The ad buy was placed by the American Action Network and prompted viewers to push Congress to pass TPA (Trade Promotional Authority).  The ad ran during Joni Ernst's Roast and Ride "live story", and is likely the first of many.

Going into 2016 there will be a great deal of chatter about Snapchat.  The disappearing messaging app's active users are overwhelmingly members of the important 18-24 year old demographic block, making it a tempting medium for campaigns that trying to speak to young voters.

As with all decisions about how to spend resources, it's important to weigh the pros and cons of different platforms and strategies.  Here are three questions advertisers should ask before making an ad buy on a new platform:

1.  Who is the target? 

This seems to be obvious, but sometimes novelty can eclipse good judgement.  Again, Snapchat's demographic skews young.  It's important to figure out whether or not that audience is going to receptive or attentive to specific issue-based messaging.

It's unclear whether trade issues are top of mind for the 18-24-year-old set, but it's important to figure it out before pouring resources into an ad buy.  To mitigate some of the risk, the AAN made sure place the ad during a political "live story," increasing their chances of reaching a politically engaged audience.  Just how big that audience is or how likely they are to take action is another question entirely.
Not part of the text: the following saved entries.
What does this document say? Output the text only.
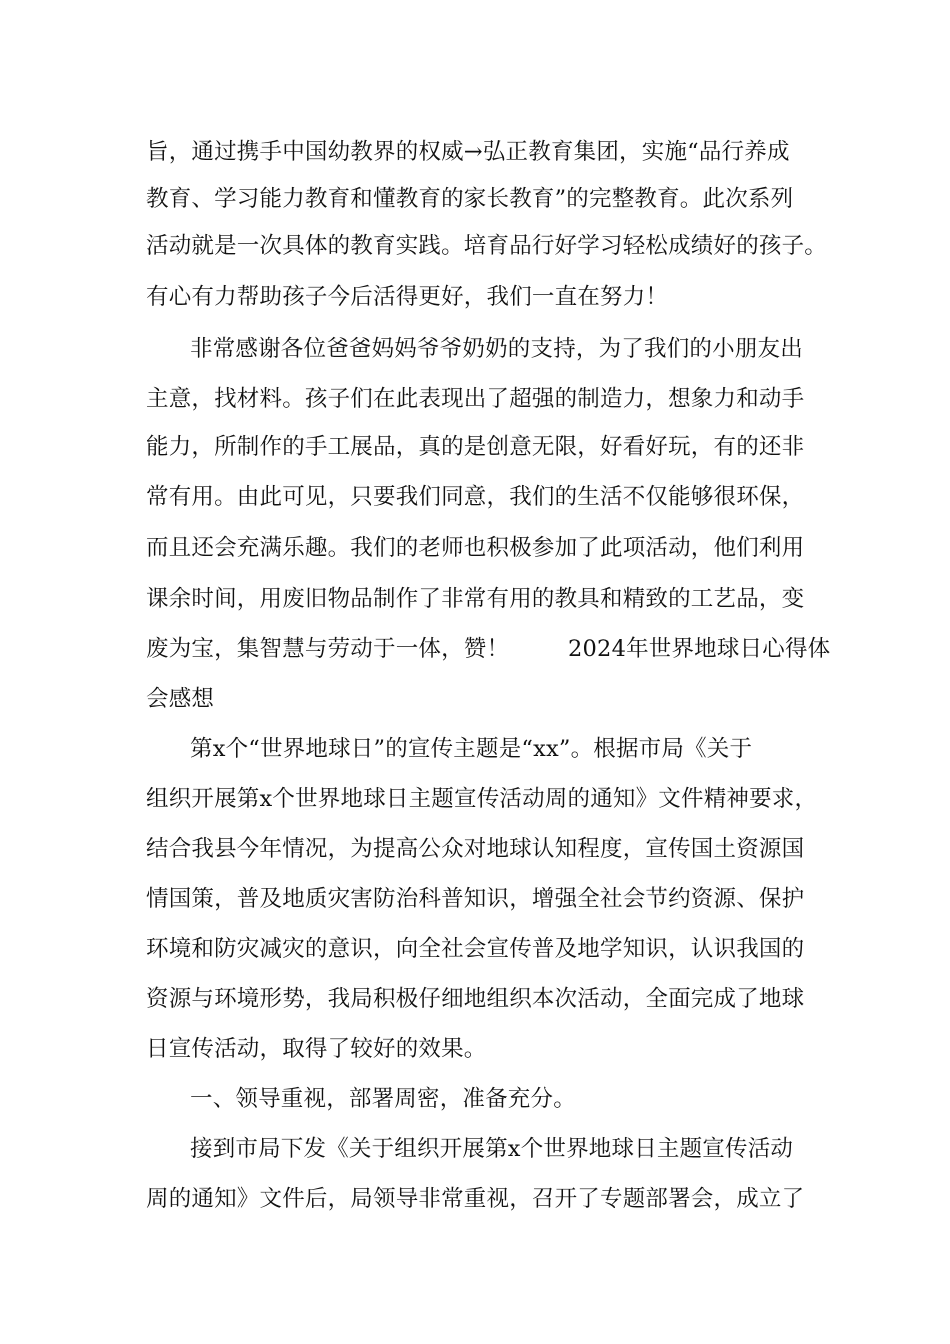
旨，通过携手中国幼教界的权威→弘正教育集团，实施“品行养成
教育、学习能力教育和懂教育的家长教育”的完整教育。此次系列
活动就是一次具体的教育实践。培育品行好学习轻松成绩好的孩子。
有心有力帮助孩子今后活得更好，我们一直在努力！
非常感谢各位爸爸妈妈爷爷奶奶的支持，为了我们的小朋友出
主意，找材料。孩子们在此表现出了超强的制造力，想象力和动手
能力，所制作的手工展品，真的是创意无限，好看好玩，有的还非
常有用。由此可见，只要我们同意，我们的生活不仅能够很环保，
而且还会充满乐趣。我们的老师也积极参加了此项活动，他们利用
课余时间，用废旧物品制作了非常有用的教具和精致的工艺品，变
废为宝，集智慧与劳动于一体，赞！        2024年世界地球日心得体
会感想
第x个“世界地球日”的宣传主题是“xx”。根据市局《关于
组织开展第x个世界地球日主题宣传活动周的通知》文件精神要求，
结合我县今年情况，为提高公众对地球认知程度，宣传国土资源国
情国策，普及地质灾害防治科普知识，增强全社会节约资源、保护
环境和防灾减灾的意识，向全社会宣传普及地学知识，认识我国的
资源与环境形势，我局积极仔细地组织本次活动，全面完成了地球
日宣传活动，取得了较好的效果。
一、领导重视，部署周密，准备充分。
接到市局下发《关于组织开展第x个世界地球日主题宣传活动
周的通知》文件后，局领导非常重视，召开了专题部署会，成立了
2.  What kind of message will work? 

Message is just as important as audience.  What you say will not matter if you don't package the message effectively.  A common mistake on social media platforms, particularly new platforms, is attempting to repurpose content from other mediums to work on social media.  This even applies across social media channels.  What works on Facebook, may not work on Twitter, which may not work on Snapchat.  It's important to keep channel in mind when developing creative and message.

According to reporting in the International Business Times, the American Action Network's ad took the repurposing approach when devising their 10-second spot, reformatting for Snapchat's vertical orientation.  This particular ad doesn't feel like the right tone for Snapchat, but in fairness it is the first political ad on Snapchat.

3.  How can it be targeted?

One of the big advantages to digital is being able to hyper-target messaging.  Some platforms offer more robust targeting at the demographic and geographic level than others.  As it stands, Snapchat is still working out the targeting piece, so buying ads for geographically limited campaigns would be less effective than focusing on platforms that offer better targeting.